A atualidade de Lalau, nome carinhoso do cronista, põe-se todo instante à prova na vida pública atual, onde a besteira, elevada ao zênite, corrói a civilidade institucional num verdadeiro culto à estupidez. Embora antenados a um determinado momento, seus ditos afiados guardam algo de intemporal, como as tiradas de Mark Twain. "Leitor, vamos supor que você fosse um idiota. E vamos supor que você fosse membro do Congresso. Mas estou me repetindo", boutade de Twain. "Depufede", agulhada de Stanislaw.
Reinterpretada, a expressão depufede cresce em literalidade semântica quando a Câmara de Deputados aprova um projeto de lei que criminaliza a malevolência verbal contra seus próprios membros, parentes e colaboradores. Se vivos, Twain e Stanislaw seriam alvos naturais. Mas um representante da dignidade minoritária, contrário ao projeto, objetou: "Cheira mal!" No Senado se tapou o nariz.

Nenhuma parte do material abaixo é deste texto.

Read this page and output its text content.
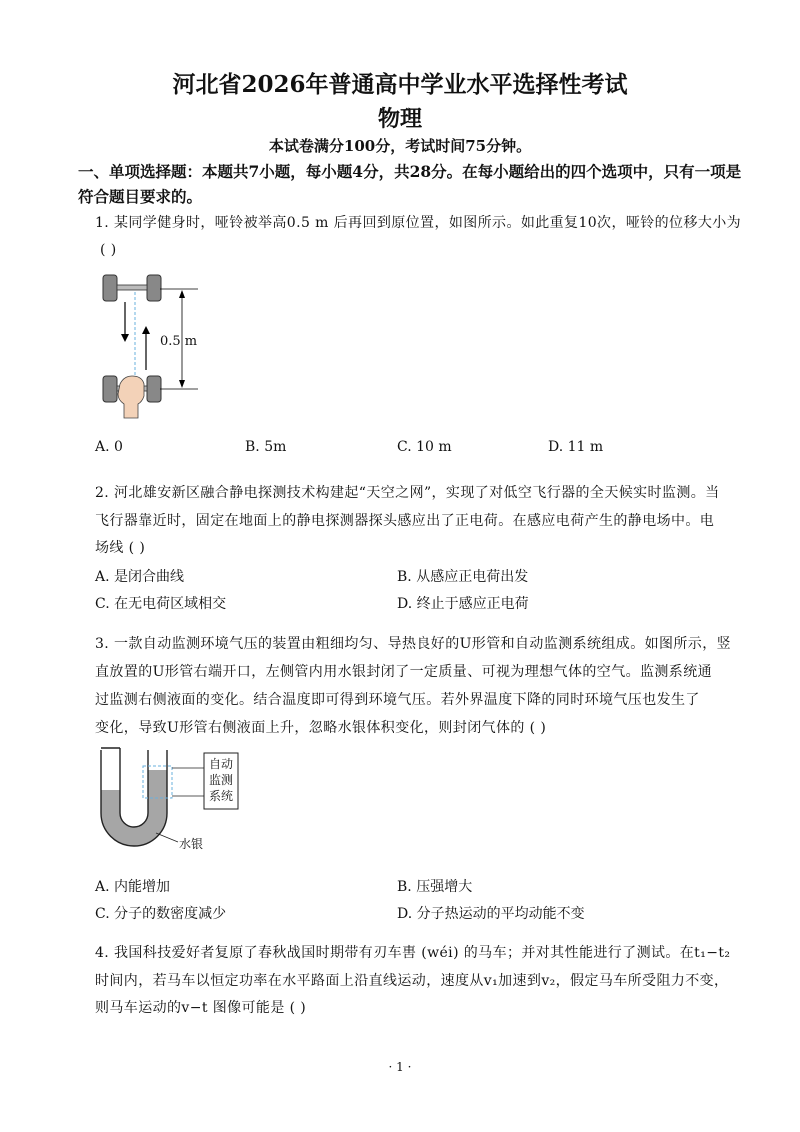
河北省2026年普通高中学业水平选择性考试
物理
本试卷满分100分，考试时间75分钟。
一、单项选择题：本题共7小题，每小题4分，共28分。在每小题给出的四个选项中，只有一项是
符合题目要求的。
1. 某同学健身时，哑铃被举高0.5 m 后再回到原位置，如图所示。如此重复10次，哑铃的位移大小为
( )
0.5 m
A. 0	B. 5m	C. 10 m	D. 11 m
2. 河北雄安新区融合静电探测技术构建起“天空之网”，实现了对低空飞行器的全天候实时监测。当
飞行器靠近时，固定在地面上的静电探测器探头感应出了正电荷。在感应电荷产生的静电场中。电
场线 ( )
A. 是闭合曲线	B. 从感应正电荷出发
C. 在无电荷区域相交	D. 终止于感应正电荷
3. 一款自动监测环境气压的装置由粗细均匀、导热良好的U形管和自动监测系统组成。如图所示，竖
直放置的U形管右端开口，左侧管内用水银封闭了一定质量、可视为理想气体的空气。监测系统通
过监测右侧液面的变化。结合温度即可得到环境气压。若外界温度下降的同时环境气压也发生了
变化，导致U形管右侧液面上升，忽略水银体积变化，则封闭气体的 ( )
自动
监测
系统
水银
A. 内能增加	B. 压强增大
C. 分子的数密度减少	D. 分子热运动的平均动能不变
4. 我国科技爱好者复原了春秋战国时期带有刃车軎 (wéi) 的马车；并对其性能进行了测试。在t₁−t₂
时间内，若马车以恒定功率在水平路面上沿直线运动，速度从v₁加速到v₂，假定马车所受阻力不变，
则马车运动的v−t 图像可能是 ( )
· 1 ·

Esse tipo de juízo corrobora a hipótese de que a raiz mais antiga da vida emocional esteja no olfato. Bem o sabia o apóstolo Paulo: "Nós somos o aroma de Cristo, espalhando sua fragrância em todos os lugares" (2 Coríntios 2:15). Ou então José Saramago: "A maior dificuldade para chegar a viver razoavelmente no inferno é o cheiro que lá há" ("Ensaio sobre a Cegueira").
O neologismo de Lalau adquire plenitude em famílias olfativas cevadas no recente chorume legislativo. Não é bodum físico igual ao do avião de drogas do ex-deputado, tio de senadora. É mau cheiro moral, exalado de conjuntos híbridos de roubos, cinismos e chantagens. Isso requer jornalismo de nariz apurado, capaz de espelhar sinestesicamente, como se faz com sensação térmica, a náusea social. Já existem exemplares ferroadas estéticas, como "sertanojo", de José Simão. Depufede é, politicamente, a bandeira amarela do fisiologismo metastático.